"İçtihat Metni"
MAHKEMESİ : İstanbul Bölge Adliye Mahkemesi 37. Hukuk Dairesi
KARAR : Esastan ret
İLK DERECE MAHKEMESİ : ... 1. Asliye Hukuk Mahkemesi
Taraflar arasındaki 4721 sayılı Türk Medenî Kanunu’nun (4721 sayılı Kanun) 1007 nci maddesi uyarınca tazmini davasında yapılan yargılama sonunda İlk Derece Mahkemesince davanın reddine karar verilmiştir.
Bölge Adliye Mahkemesince, İlk Derece Mahkemesi kararı kaldırılarak davanın yeniden görülmesi için dosyanın İlk Derece Mahkemesine gönderilmesine karar verilmiştir.
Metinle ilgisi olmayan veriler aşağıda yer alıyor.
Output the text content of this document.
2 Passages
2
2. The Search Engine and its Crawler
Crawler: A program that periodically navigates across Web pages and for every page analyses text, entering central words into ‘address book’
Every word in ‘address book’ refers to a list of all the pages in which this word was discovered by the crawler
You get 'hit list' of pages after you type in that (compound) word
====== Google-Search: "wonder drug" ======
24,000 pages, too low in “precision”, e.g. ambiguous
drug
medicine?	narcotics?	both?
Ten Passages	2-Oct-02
Bölge Adliye Mahkemesinin kaldırma kararı üzerine yargılama yapan İlk Derece Mahkemesince davanın reddine karar verilmiştir.
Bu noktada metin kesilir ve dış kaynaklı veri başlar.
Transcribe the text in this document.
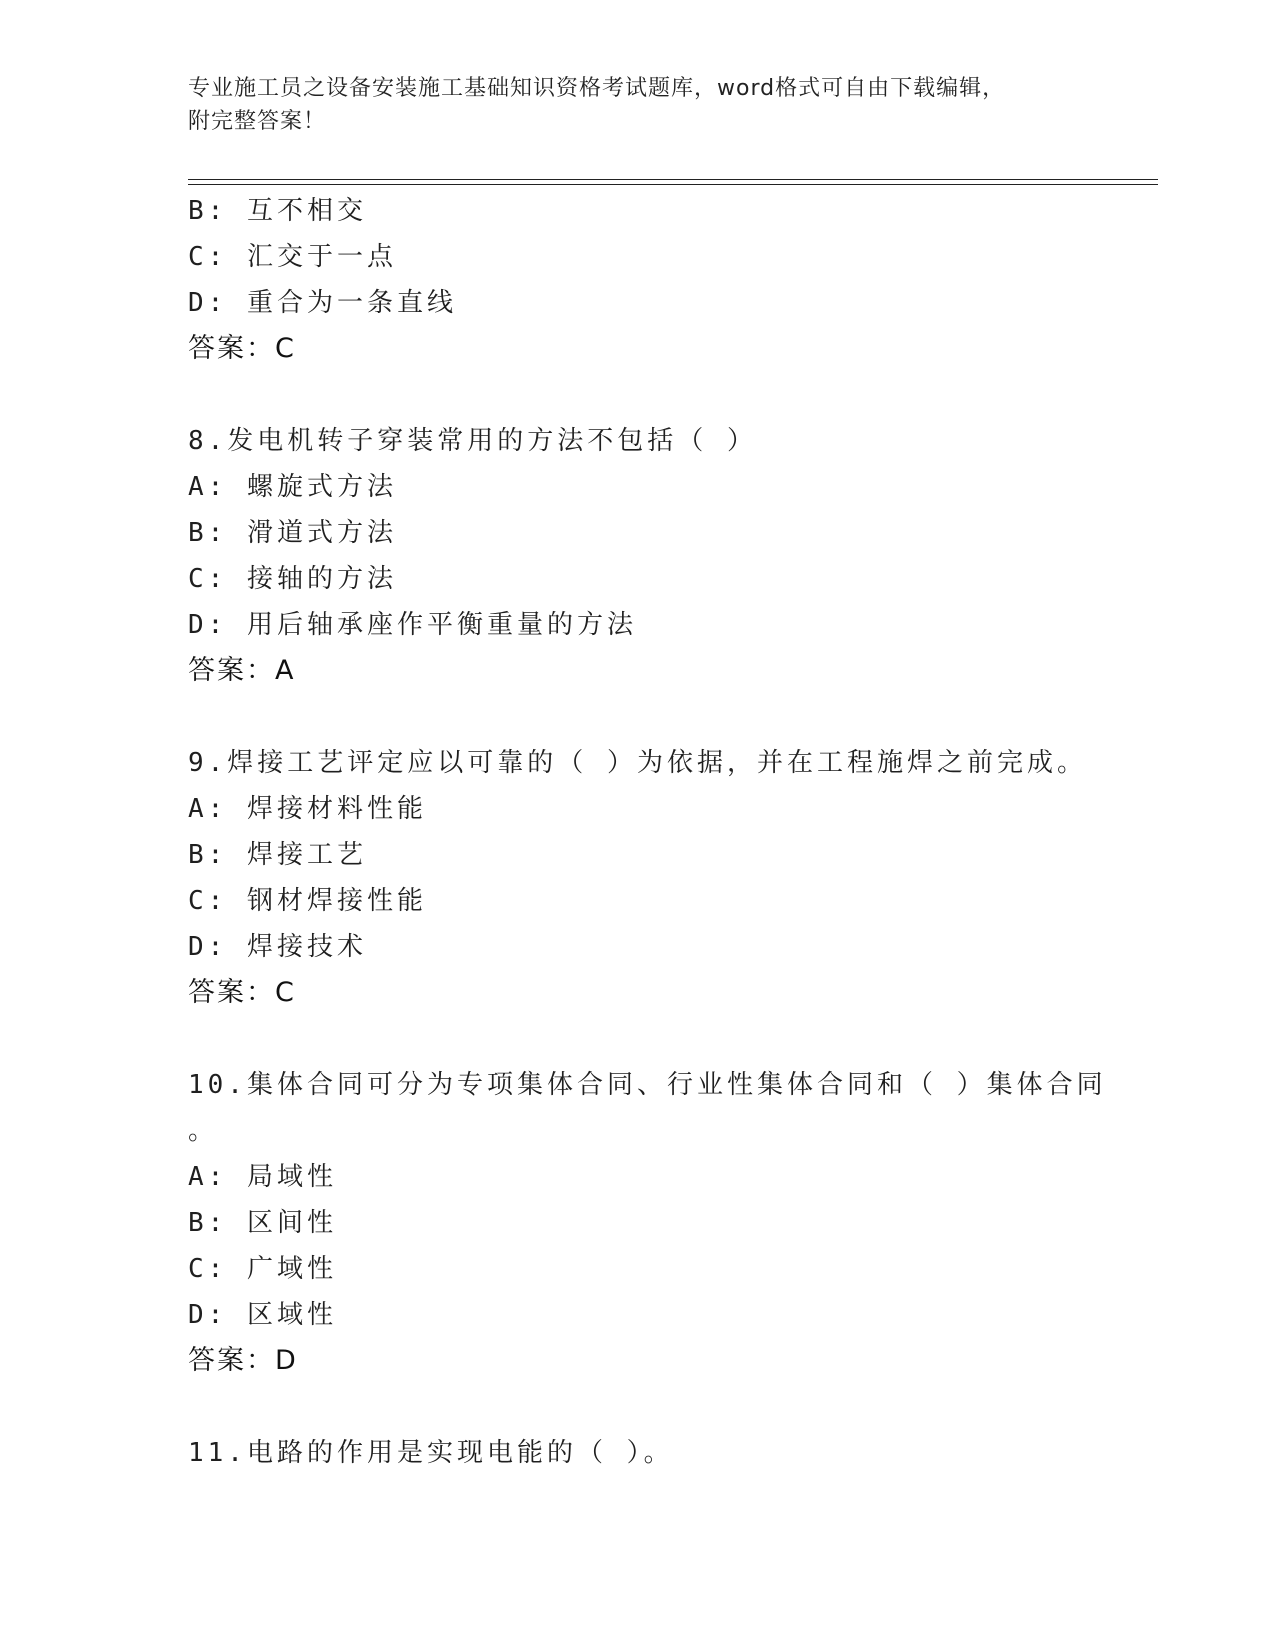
专业施工员之设备安装施工基础知识资格考试题库，word格式可自由下载编辑，
附完整答案！
B: 互不相交
C: 汇交于一点
D: 重合为一条直线
答案：C
8.发电机转子穿装常用的方法不包括（ ）
A: 螺旋式方法
B: 滑道式方法
C: 接轴的方法
D: 用后轴承座作平衡重量的方法
答案：A
9.焊接工艺评定应以可靠的（ ）为依据，并在工程施焊之前完成。
A: 焊接材料性能
B: 焊接工艺
C: 钢材焊接性能
D: 焊接技术
答案：C
10.集体合同可分为专项集体合同、行业性集体合同和（ ）集体合同
。
A: 局域性
B: 区间性
C: 广域性
D: 区域性
答案：D
11.电路的作用是实现电能的（ ）。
Kararın davacılar vekili tarafından istinaf edilmesi üzerine, Bölge Adliye Mahkemesince başvurunun esastan reddine karar verilmiştir.
Bölge Adliye Mahkemesi kararı davacılar vekili tarafından temyiz edilmekle; kesinlik, süre, temyiz şartı ve diğer usul eksiklikleri yönünden yapılan ön inceleme sonucunda, temyiz dilekçesinin kabulüne karar verildikten ve Tetkik Hâkimi tarafından hazırlanan rapor dinlendikten sonra dosyadaki belgeler incelenip gereği düşünüldü:
I. DAVA
Davacı vekili dava dilekçesinde; İstanbul ili, ... ilcesi, ... köyünde bulunan K.Evvel 324 tarihli ve 161 sıra, 5.11.1953 tarihli 29 cilt 2 sıra 24.03.1324 tarihli - 1 cilt -72 sıra, 24.03.1324 tarihli 1 cilt 77 sıra, 24.03.1324 tarihli 1 cilt 79 sıra, 24.03.1324 tarihli 1 cilt 78 sıra Ağustos 1335 tarihli 10/144 sırada kayıtlı taşınmazların müvekkillerinin murisi ... adına kayıtlı olduğunu, ... köyünde yapılan Kadastro çalışmaları sonucunda 4785 sayılı Kanun'la devletleştirildiğini ve orman vasfı ile Hazine adına tescil edildiğini, müvekilinin murisleri adına kayıtlı bulunan arazilerin devletleştirilerek kamulaştırmasız el atmanın gerçekleştirildiğini, söz konusu taşınmazların herhangi bir nedenle iadeye tabi tutulmadığını, taşınmazların kök kayıtlarının halen geçerli tapu kayıtları olması nedeniyle Avrupa İnsan Hakları Sözleşmesi ve Anayasa Mahkemesi kararları gereğince taşınmazlara yapılan kamuşlaştırmasız el atmanın karşılığında taşınmazların dava tarihindeki bedelinin davalıdan tahsili ile ... mirasçıları davacılara payları oranında ödenmesine karar verilmesini talep etmiştir.
II. CEVAP
Davalı Hazine vekili cevap dilekçesinde özetle;davacının açtığı mesnetsiz ve haksız davayı kabul etmediklerini, öncelikle zaman aşımı nedeniyle davanın reddine karar karar verilmesini talep etmiştir.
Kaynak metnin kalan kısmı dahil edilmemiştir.